Most of you are well aware of Philip Pullman, the Christopher Hitchens of young adult fiction, and his effort to craft an anti-Narnia through the His Dark Materials trilogy. The first book, The Golden Compass, will soon be out on film.
Brent Bozell has no kind words for the movie, the author, or the book, and does a good job of outlining the subversive themes.
As right as Bozell is to point out the anti-Christian agenda in Pullman's work, Leithart offers a more light-hearted take that, curiously, is rooted in a cynicism about Hollywood culture that is second nature to most contemporary Christians. He cites reports of how the movie has muted the atheism of the books and turned the plot from a conspiracy against God to a fairly generic underdog tale. And Pullman's foundational retelling of the fall? Sacrificed on the altar of box office success. As Hannah Rosin writes in the Atlantic, "no $180 million movie is going to trash the first book of the Bible, so the movie will have to do without it."

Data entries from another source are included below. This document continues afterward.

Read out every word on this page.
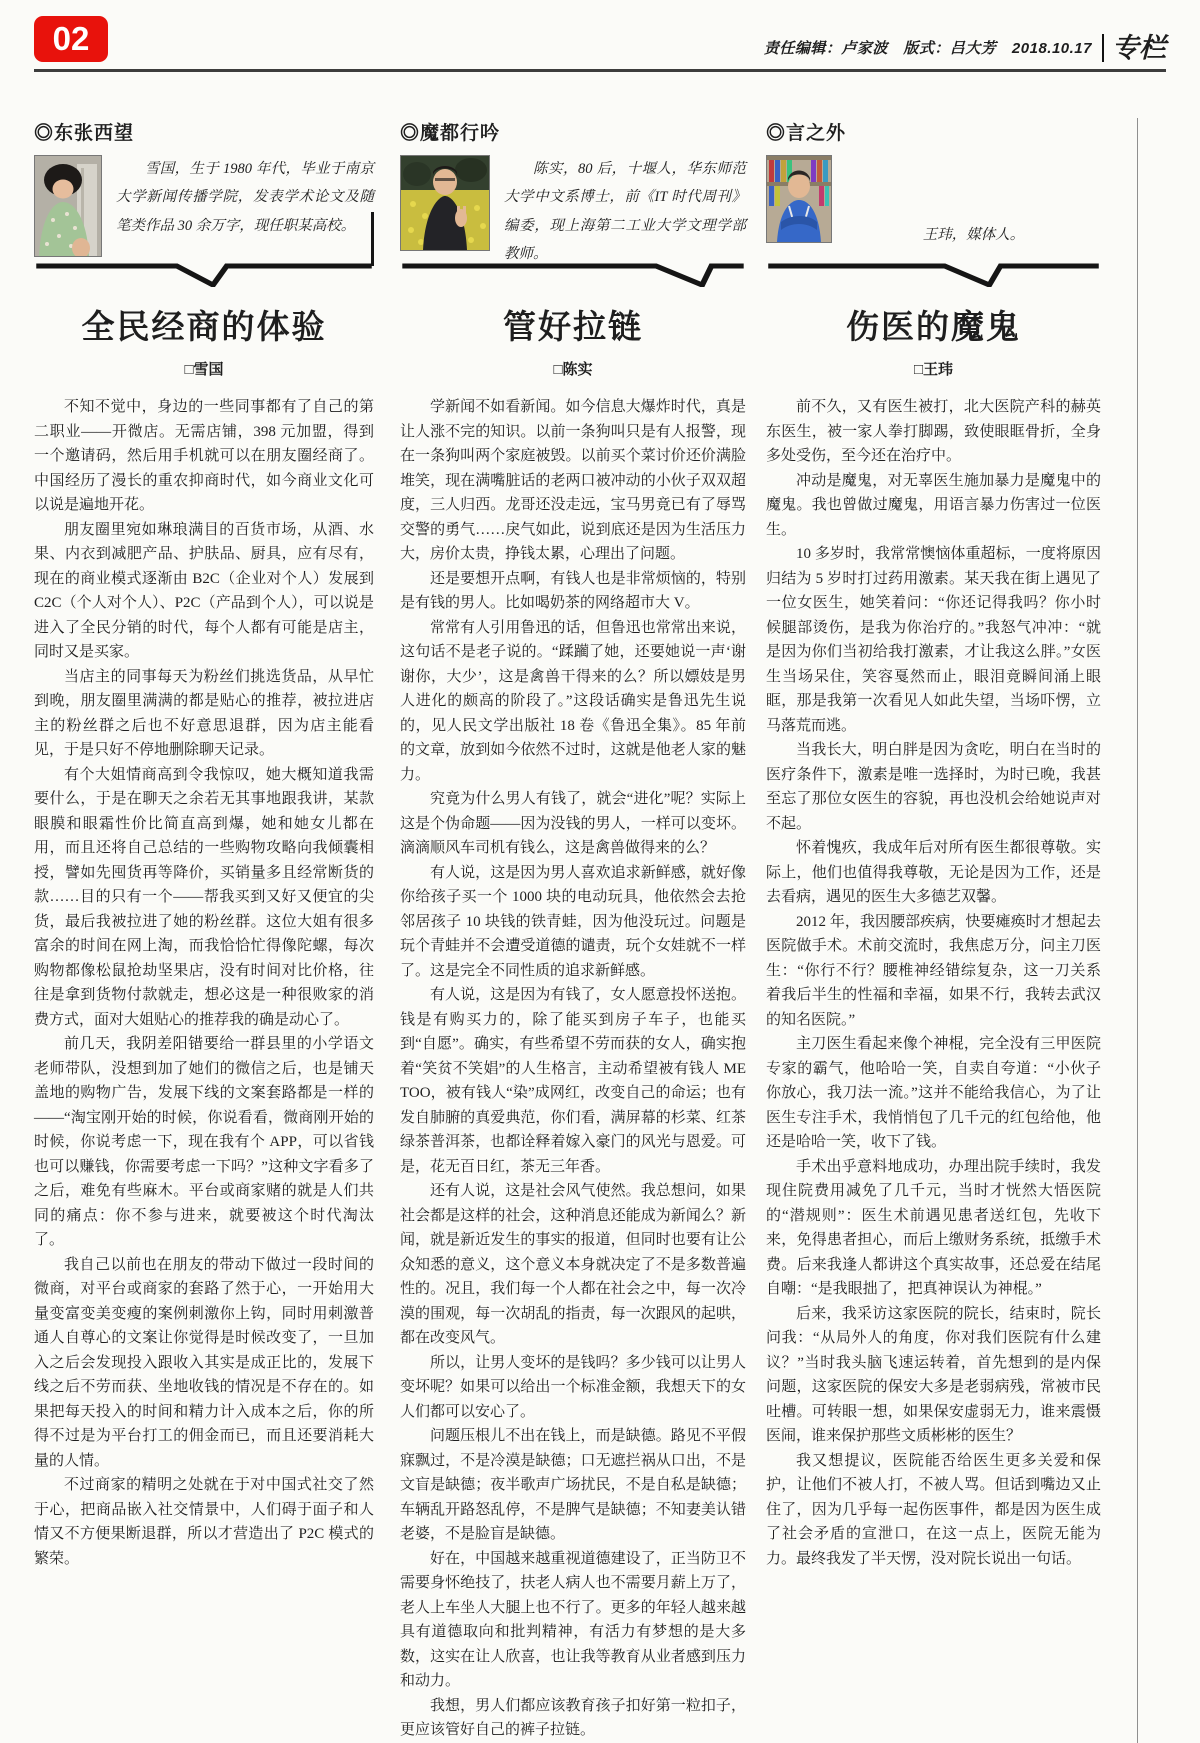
02	责任编辑：卢家波　版式：吕大芳　2018.10.17 专栏
◎东张西望
雪国，生于 1980 年代，毕业于南京大学新闻传播学院，发表学术论文及随笔类作品 30 余万字，现任职某高校。
全民经商的体验
□雪国

不知不觉中，身边的一些同事都有了自己的第二职业——开微店。无需店铺，398 元加盟，得到一个邀请码，然后用手机就可以在朋友圈经商了。中国经历了漫长的重农抑商时代，如今商业文化可以说是遍地开花。

朋友圈里宛如琳琅满目的百货市场，从酒、水果、内衣到减肥产品、护肤品、厨具，应有尽有，现在的商业模式逐渐由 B2C（企业对个人）发展到 C2C（个人对个人）、P2C（产品到个人），可以说是进入了全民分销的时代，每个人都有可能是店主，同时又是买家。

当店主的同事每天为粉丝们挑选货品，从早忙到晚，朋友圈里满满的都是贴心的推荐，被拉进店主的粉丝群之后也不好意思退群，因为店主能看见，于是只好不停地删除聊天记录。

有个大姐情商高到令我惊叹，她大概知道我需要什么，于是在聊天之余若无其事地跟我讲，某款眼膜和眼霜性价比简直高到爆，她和她女儿都在用，而且还将自己总结的一些购物攻略向我倾囊相授，譬如先囤货再等降价，买销量多且经常断货的款……目的只有一个——帮我买到又好又便宜的尖货，最后我被拉进了她的粉丝群。这位大姐有很多富余的时间在网上淘，而我恰恰忙得像陀螺，每次购物都像松鼠抢劫坚果店，没有时间对比价格，往往是拿到货物付款就走，想必这是一种很败家的消费方式，面对大姐贴心的推荐我的确是动心了。

前几天，我阴差阳错要给一群县里的小学语文老师带队，没想到加了她们的微信之后，也是铺天盖地的购物广告，发展下线的文案套路都是一样的——“淘宝刚开始的时候，你说看看，微商刚开始的时候，你说考虑一下，现在我有个 APP，可以省钱也可以赚钱，你需要考虑一下吗？”这种文字看多了之后，难免有些麻木。平台或商家赌的就是人们共同的痛点：你不参与进来，就要被这个时代淘汰了。

我自己以前也在朋友的带动下做过一段时间的微商，对平台或商家的套路了然于心，一开始用大量变富变美变瘦的案例刺激你上钩，同时用刺激普通人自尊心的文案让你觉得是时候改变了，一旦加入之后会发现投入跟收入其实是成正比的，发展下线之后不劳而获、坐地收钱的情况是不存在的。如果把每天投入的时间和精力计入成本之后，你的所得不过是为平台打工的佣金而已，而且还要消耗大量的人情。

不过商家的精明之处就在于对中国式社交了然于心，把商品嵌入社交情景中，人们碍于面子和人情又不方便果断退群，所以才营造出了 P2C 模式的繁荣。

◎魔都行吟
陈实，80 后，十堰人，华东师范大学中文系博士，前《IT 时代周刊》编委，现上海第二工业大学文理学部教师。
管好拉链
□陈实

学新闻不如看新闻。如今信息大爆炸时代，真是让人涨不完的知识。以前一条狗叫只是有人报警，现在一条狗叫两个家庭被毁。以前买个菜讨价还价满脸堆笑，现在满嘴脏话的老两口被冲动的小伙子双双超度，三人归西。龙哥还没走远，宝马男竟已有了辱骂交警的勇气……戾气如此，说到底还是因为生活压力大，房价太贵，挣钱太累，心理出了问题。

还是要想开点啊，有钱人也是非常烦恼的，特别是有钱的男人。比如喝奶茶的网络超市大 V。

常常有人引用鲁迅的话，但鲁迅也常常出来说，这句话不是老子说的。“蹂躏了她，还要她说一声‘谢谢你，大少’，这是禽兽干得来的么？所以嫖妓是男人进化的颇高的阶段了。”这段话确实是鲁迅先生说的，见人民文学出版社 18 卷《鲁迅全集》。85 年前的文章，放到如今依然不过时，这就是他老人家的魅力。

究竟为什么男人有钱了，就会“进化”呢？实际上这是个伪命题——因为没钱的男人，一样可以变坏。滴滴顺风车司机有钱么，这是禽兽做得来的么？

有人说，这是因为男人喜欢追求新鲜感，就好像你给孩子买一个 1000 块的电动玩具，他依然会去抢邻居孩子 10 块钱的铁青蛙，因为他没玩过。问题是玩个青蛙并不会遭受道德的谴责，玩个女娃就不一样了。这是完全不同性质的追求新鲜感。

有人说，这是因为有钱了，女人愿意投怀送抱。钱是有购买力的，除了能买到房子车子，也能买到“自愿”。确实，有些希望不劳而获的女人，确实抱着“笑贫不笑娼”的人生格言，主动希望被有钱人 ME TOO，被有钱人“染”成网红，改变自己的命运；也有发自肺腑的真爱典范，你们看，满屏幕的杉菜、红茶绿茶普洱茶，也都诠释着嫁入豪门的风光与恩爱。可是，花无百日红，茶无三年香。

还有人说，这是社会风气使然。我总想问，如果社会都是这样的社会，这种消息还能成为新闻么？新闻，就是新近发生的事实的报道，但同时也要有让公众知悉的意义，这个意义本身就决定了不是多数普遍性的。况且，我们每一个人都在社会之中，每一次冷漠的围观，每一次胡乱的指责，每一次跟风的起哄，都在改变风气。

所以，让男人变坏的是钱吗？多少钱可以让男人变坏呢？如果可以给出一个标准金额，我想天下的女人们都可以安心了。

问题压根儿不出在钱上，而是缺德。路见不平假寐飘过，不是冷漠是缺德；口无遮拦祸从口出，不是文盲是缺德；夜半歌声广场扰民，不是自私是缺德；车辆乱开路怒乱停，不是脾气是缺德；不知妻美认错老婆，不是脸盲是缺德。

好在，中国越来越重视道德建设了，正当防卫不需要身怀绝技了，扶老人病人也不需要月薪上万了，老人上车坐人大腿上也不行了。更多的年轻人越来越具有道德取向和批判精神，有活力有梦想的是大多数，这实在让人欣喜，也让我等教育从业者感到压力和动力。

我想，男人们都应该教育孩子扣好第一粒扣子，更应该管好自己的裤子拉链。

◎言之外
王玮，媒体人。
伤医的魔鬼
□王玮

前不久，又有医生被打，北大医院产科的赫英东医生，被一家人拳打脚踢，致使眼眶骨折，全身多处受伤，至今还在治疗中。

冲动是魔鬼，对无辜医生施加暴力是魔鬼中的魔鬼。我也曾做过魔鬼，用语言暴力伤害过一位医生。

10 多岁时，我常常懊恼体重超标，一度将原因归结为 5 岁时打过药用激素。某天我在街上遇见了一位女医生，她笑着问：“你还记得我吗？你小时候腿部烫伤，是我为你治疗的。”我怒气冲冲：“就是因为你们当初给我打激素，才让我这么胖。”女医生当场呆住，笑容戛然而止，眼泪竟瞬间涌上眼眶，那是我第一次看见人如此失望，当场吓愣，立马落荒而逃。

当我长大，明白胖是因为贪吃，明白在当时的医疗条件下，激素是唯一选择时，为时已晚，我甚至忘了那位女医生的容貌，再也没机会给她说声对不起。

怀着愧疚，我成年后对所有医生都很尊敬。实际上，他们也值得我尊敬，无论是因为工作，还是去看病，遇见的医生大多德艺双馨。

2012 年，我因腰部疾病，快要瘫痪时才想起去医院做手术。术前交流时，我焦虑万分，问主刀医生：“你行不行？腰椎神经错综复杂，这一刀关系着我后半生的性福和幸福，如果不行，我转去武汉的知名医院。”

主刀医生看起来像个神棍，完全没有三甲医院专家的霸气，他哈哈一笑，自卖自夸道：“小伙子你放心，我刀法一流。”这并不能给我信心，为了让医生专注手术，我悄悄包了几千元的红包给他，他还是哈哈一笑，收下了钱。

手术出乎意料地成功，办理出院手续时，我发现住院费用减免了几千元，当时才恍然大悟医院的“潜规则”：医生术前遇见患者送红包，先收下来，免得患者担心，而后上缴财务系统，抵缴手术费。后来我逢人都讲这个真实故事，还总爱在结尾自嘲：“是我眼拙了，把真神误认为神棍。”

后来，我采访这家医院的院长，结束时，院长问我：“从局外人的角度，你对我们医院有什么建议？”当时我头脑飞速运转着，首先想到的是内保问题，这家医院的保安大多是老弱病残，常被市民吐槽。可转眼一想，如果保安虚弱无力，谁来震慑医闹，谁来保护那些文质彬彬的医生？

我又想提议，医院能否给医生更多关爱和保护，让他们不被人打，不被人骂。但话到嘴边又止住了，因为几乎每一起伤医事件，都是因为医生成了社会矛盾的宣泄口，在这一点上，医院无能为力。最终我发了半天愣，没对院长说出一句话。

So we might not want to abandon that cynicism when another's ox is being gored, and take delight in how Hollywood's desire for dollars neutered even militant atheism:
No doubt much of this is due to Christian activism in Hollywood. Producers know they're dealing with a large audience of movie-going, earnest, activist Christians, and they don't want to rouse the giant.
But much of it is simply the genius of Hollywood, which can take the most subversive of stories and dissolve it into sentimentality and cliche. If only we could get Al-qaeda to make its headquarters in Southern California, the war on terror would soon be over.
So, Hooray for Hollywood! And, of course, add a cheer or two for grubby capitalism.
I certainly don't want this to turn into a thread about Harry Potter - we already have a post for that. But, I came to the conclusion in that thread that the HP books aren't for younger children who cannot tell the difference between reality and the imaginary wizarding society created by Rowling. Given the release of the later books, I'd expand that to say that children who have a propensity to violence might ought not read the books, either, since it can get pretty violent.
This is difficult since the HP books are marketed towards chidren. I think that the same approach should be taken to Golden Compass. I'm still thinking through this, so I'm open to criticism, but I think that taking a child who is too young to talk about the overall spiritual themes of the GC books - whether they're apparent in the film or not - would be a bad idea. This is difficult considering most five-year-old boys would love to ride a killer polar bear.
While Hollywood may have stripped down themes of anti-religiosity, I would guess that if they stay true to the book in other ways, it will be difficult to hide the nuances of the themes since the books were written, it seems, to expressly "kill" God.
I love Nicole Kidman, as an actress, but I'm not going to take her word for it. Still, I think if the Catholic church were truly being bashed, they would already have come out railing against the film. After all, it opens in less than two weeks.